BOSTON (CN) — The First Circuit has effectively blocked Boston from carrying out its plan to build commercial space on the Long Wharf, a popular public tourist destination in Boston Harbor.

The Sept. 23 ruling came after a 1980s map resurfaced, showing the location protected under the Boston Redevelopment Authority's original application to the National Park Service for an $825,000 grant, which allowed the city to rejuvenate the Long Wharf into a public amenity.

The Boston Redevelopment Authority (BRA) claimed that an open air pavilion was fair game for development because a 1983 map did not include the space as protected.

A 2104 audit reported that the BRA had a woefully antiquated nondigital system for record keeping. And sure enough, the BRA said that it had lost an earlier map that it used to apply for the grant in 1980.

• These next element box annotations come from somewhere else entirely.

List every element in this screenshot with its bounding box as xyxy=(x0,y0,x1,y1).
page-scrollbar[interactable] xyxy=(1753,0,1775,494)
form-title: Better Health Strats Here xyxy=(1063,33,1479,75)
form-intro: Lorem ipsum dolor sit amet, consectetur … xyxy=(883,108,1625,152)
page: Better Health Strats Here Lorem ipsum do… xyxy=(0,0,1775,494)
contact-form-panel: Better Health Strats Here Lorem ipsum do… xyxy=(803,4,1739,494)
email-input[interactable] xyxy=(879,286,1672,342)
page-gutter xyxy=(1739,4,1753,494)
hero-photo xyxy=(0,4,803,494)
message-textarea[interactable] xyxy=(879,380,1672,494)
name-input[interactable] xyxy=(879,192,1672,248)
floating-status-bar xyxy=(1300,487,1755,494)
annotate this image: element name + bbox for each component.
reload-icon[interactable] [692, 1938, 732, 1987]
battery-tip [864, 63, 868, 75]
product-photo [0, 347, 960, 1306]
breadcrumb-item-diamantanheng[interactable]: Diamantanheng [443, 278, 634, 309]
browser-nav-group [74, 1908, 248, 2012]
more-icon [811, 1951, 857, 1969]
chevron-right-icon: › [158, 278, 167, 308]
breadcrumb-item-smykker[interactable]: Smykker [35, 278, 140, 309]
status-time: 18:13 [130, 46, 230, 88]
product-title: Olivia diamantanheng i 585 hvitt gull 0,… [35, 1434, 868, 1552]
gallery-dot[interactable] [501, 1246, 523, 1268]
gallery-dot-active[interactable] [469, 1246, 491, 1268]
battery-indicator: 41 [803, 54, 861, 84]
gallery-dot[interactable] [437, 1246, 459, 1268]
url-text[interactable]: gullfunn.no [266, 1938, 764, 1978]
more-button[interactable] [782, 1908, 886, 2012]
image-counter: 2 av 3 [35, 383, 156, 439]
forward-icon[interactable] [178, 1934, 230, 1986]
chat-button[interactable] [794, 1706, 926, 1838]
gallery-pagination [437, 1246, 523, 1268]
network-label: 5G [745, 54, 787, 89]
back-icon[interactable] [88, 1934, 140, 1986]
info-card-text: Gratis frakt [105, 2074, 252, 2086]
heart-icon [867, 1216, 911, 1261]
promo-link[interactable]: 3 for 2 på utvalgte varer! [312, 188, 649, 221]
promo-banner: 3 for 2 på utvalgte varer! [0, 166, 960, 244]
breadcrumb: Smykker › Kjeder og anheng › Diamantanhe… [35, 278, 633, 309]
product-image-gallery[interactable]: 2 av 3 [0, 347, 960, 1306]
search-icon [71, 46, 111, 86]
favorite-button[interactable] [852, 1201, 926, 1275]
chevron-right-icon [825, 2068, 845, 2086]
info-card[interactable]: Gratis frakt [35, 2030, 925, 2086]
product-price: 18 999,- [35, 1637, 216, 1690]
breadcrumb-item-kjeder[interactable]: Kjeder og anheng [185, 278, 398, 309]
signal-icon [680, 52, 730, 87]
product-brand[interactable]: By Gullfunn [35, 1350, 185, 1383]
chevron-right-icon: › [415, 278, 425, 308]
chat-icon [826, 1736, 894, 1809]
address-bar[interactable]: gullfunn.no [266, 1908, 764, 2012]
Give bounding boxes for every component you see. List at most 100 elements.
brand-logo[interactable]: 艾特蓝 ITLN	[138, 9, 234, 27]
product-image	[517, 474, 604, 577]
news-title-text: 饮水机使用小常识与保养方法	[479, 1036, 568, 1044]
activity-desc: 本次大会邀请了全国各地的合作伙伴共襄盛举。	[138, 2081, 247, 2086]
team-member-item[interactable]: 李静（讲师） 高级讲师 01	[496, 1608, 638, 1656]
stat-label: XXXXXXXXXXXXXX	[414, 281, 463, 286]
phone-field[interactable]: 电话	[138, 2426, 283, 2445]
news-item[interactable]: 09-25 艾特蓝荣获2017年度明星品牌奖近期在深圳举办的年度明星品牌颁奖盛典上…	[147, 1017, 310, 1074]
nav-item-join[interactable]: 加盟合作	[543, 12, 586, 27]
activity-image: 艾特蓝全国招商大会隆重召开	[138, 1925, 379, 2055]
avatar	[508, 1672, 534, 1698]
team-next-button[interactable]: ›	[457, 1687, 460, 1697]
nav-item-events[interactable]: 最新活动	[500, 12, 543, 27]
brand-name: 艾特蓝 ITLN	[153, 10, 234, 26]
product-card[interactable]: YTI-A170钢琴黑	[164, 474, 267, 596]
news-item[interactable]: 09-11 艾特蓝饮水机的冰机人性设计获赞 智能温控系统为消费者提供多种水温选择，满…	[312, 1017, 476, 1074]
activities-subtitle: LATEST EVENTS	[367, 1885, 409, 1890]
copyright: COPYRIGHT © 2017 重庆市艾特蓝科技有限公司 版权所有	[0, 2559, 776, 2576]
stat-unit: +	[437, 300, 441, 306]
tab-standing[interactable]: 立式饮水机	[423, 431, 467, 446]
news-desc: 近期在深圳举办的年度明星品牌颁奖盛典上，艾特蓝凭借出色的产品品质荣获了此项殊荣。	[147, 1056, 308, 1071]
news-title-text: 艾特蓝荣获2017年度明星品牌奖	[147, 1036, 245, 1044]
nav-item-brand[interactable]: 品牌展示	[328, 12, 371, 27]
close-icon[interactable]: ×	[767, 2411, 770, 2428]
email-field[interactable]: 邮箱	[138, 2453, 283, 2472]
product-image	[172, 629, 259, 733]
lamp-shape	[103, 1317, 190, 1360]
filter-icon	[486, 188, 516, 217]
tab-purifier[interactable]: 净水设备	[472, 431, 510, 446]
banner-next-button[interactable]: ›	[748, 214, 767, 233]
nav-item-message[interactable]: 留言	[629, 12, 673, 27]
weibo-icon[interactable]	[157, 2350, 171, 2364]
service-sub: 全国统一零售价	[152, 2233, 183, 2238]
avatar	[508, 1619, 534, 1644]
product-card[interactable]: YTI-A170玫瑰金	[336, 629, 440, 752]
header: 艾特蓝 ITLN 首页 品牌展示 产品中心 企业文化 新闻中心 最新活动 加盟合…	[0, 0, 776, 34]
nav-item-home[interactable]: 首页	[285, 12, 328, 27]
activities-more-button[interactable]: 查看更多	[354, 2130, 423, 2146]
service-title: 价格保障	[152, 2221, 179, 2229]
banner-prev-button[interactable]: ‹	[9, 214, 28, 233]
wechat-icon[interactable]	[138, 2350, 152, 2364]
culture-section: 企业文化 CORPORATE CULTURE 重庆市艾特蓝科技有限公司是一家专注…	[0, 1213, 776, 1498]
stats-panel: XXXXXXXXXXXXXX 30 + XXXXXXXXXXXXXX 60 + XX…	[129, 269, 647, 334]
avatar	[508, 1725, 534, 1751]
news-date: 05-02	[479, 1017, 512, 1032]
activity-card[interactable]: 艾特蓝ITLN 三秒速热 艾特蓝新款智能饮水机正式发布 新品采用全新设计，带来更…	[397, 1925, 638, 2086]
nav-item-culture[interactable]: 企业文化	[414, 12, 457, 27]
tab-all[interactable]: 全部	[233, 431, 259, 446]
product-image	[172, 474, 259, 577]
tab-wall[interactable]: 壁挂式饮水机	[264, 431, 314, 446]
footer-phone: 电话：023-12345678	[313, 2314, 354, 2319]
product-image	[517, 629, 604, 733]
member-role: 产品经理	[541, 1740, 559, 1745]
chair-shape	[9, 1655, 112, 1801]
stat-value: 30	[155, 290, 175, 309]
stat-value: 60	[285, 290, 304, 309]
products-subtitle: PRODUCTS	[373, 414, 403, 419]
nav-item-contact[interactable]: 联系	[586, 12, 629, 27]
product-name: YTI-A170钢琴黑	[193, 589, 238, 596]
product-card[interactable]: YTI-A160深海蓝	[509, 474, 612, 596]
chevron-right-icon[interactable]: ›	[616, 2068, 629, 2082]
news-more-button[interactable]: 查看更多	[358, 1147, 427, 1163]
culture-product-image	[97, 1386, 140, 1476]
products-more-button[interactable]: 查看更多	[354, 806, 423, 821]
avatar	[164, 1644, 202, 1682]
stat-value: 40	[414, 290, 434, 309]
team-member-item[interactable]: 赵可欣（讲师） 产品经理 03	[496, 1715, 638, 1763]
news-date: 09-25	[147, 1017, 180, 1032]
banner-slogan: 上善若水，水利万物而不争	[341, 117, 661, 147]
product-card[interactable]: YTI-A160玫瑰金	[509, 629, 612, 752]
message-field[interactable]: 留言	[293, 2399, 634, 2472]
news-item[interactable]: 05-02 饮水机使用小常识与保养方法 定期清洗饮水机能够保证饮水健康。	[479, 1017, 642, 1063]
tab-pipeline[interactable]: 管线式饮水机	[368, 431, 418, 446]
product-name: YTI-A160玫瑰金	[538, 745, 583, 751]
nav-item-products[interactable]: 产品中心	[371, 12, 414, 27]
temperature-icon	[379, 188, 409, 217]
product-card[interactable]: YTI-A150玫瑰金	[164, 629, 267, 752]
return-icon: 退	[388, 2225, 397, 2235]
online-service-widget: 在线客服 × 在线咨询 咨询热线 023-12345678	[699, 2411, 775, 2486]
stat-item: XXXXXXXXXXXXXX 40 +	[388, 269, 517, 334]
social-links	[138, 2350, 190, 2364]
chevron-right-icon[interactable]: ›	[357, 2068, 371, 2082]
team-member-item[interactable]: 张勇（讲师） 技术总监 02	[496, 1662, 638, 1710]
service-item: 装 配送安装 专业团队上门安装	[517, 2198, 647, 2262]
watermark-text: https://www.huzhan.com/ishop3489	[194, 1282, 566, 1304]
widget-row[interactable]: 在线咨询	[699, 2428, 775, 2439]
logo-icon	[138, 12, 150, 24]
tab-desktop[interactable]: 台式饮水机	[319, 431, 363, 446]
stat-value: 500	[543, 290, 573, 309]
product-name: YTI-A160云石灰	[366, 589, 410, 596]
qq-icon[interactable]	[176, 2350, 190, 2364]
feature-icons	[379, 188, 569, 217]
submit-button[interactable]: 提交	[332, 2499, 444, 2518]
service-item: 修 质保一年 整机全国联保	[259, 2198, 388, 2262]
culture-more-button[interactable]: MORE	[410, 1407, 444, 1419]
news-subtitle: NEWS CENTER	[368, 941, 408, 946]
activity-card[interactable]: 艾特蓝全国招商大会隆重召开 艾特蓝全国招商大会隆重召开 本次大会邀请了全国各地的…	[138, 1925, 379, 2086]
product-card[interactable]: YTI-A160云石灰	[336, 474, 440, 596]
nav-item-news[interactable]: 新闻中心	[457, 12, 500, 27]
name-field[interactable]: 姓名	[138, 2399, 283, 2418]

The Long Wharf, which juts out into Boston Harbor from the city's Waterfront neighborhood, was redeveloped in the 1980s into a tourist spot and access point for ferries to the Harbor Islands, thanks to the Park Service grant, which stipulated that a significant portion of the site remain open for public enjoyment.

The Park Service approved the city's plan to allow a private developer to convert an open air pavilion on the end of the wharf into a commercial restaurant. But it reversed course after two retired employees discovered the 1980 map that showed the pavilion area was protected.

The BRA sued the Park Service for backpedaling on its approval, but lost in U.S. District Court, based on the boundaries of the original map, which BRA approved at the time.

The First Circuit affirmed.

"The limitation of the Pavilion area to public outdoor recreational use is exactly what the BRA offered when it applied for, and received, over three-quarters of a million dollars in federal financial assistance," Judge Bruce Selya wrote for the three-judge panel.

The BRA claimed that the reversal was an unauthorized taking of land, since the 1983 version of the map did not include the pavilion in the area protected by the grant. The courts disagreed.

"The record offers no reason to believe that the 1980 map, which the BRA admits was part of its grant application, was not made a part of the project agreement in this manner," Selya wrote.

The city had been trying to redevelop Long Wharf since 2006, despite opposition by neighborhood residents. Although Boston had a restaurant owner lined up, who had a liquor license for the site in 2007, he backed out and transferred the license to a new restaurant in another part of town in 2011, after a previous lawsuit from the neighborhood residents.

"For now, at least, the long war over Long Wharf is at an end," Selya wrote.

The other members of the panel were Chief Judge Jeffrey Howard and Judge William Kayatta.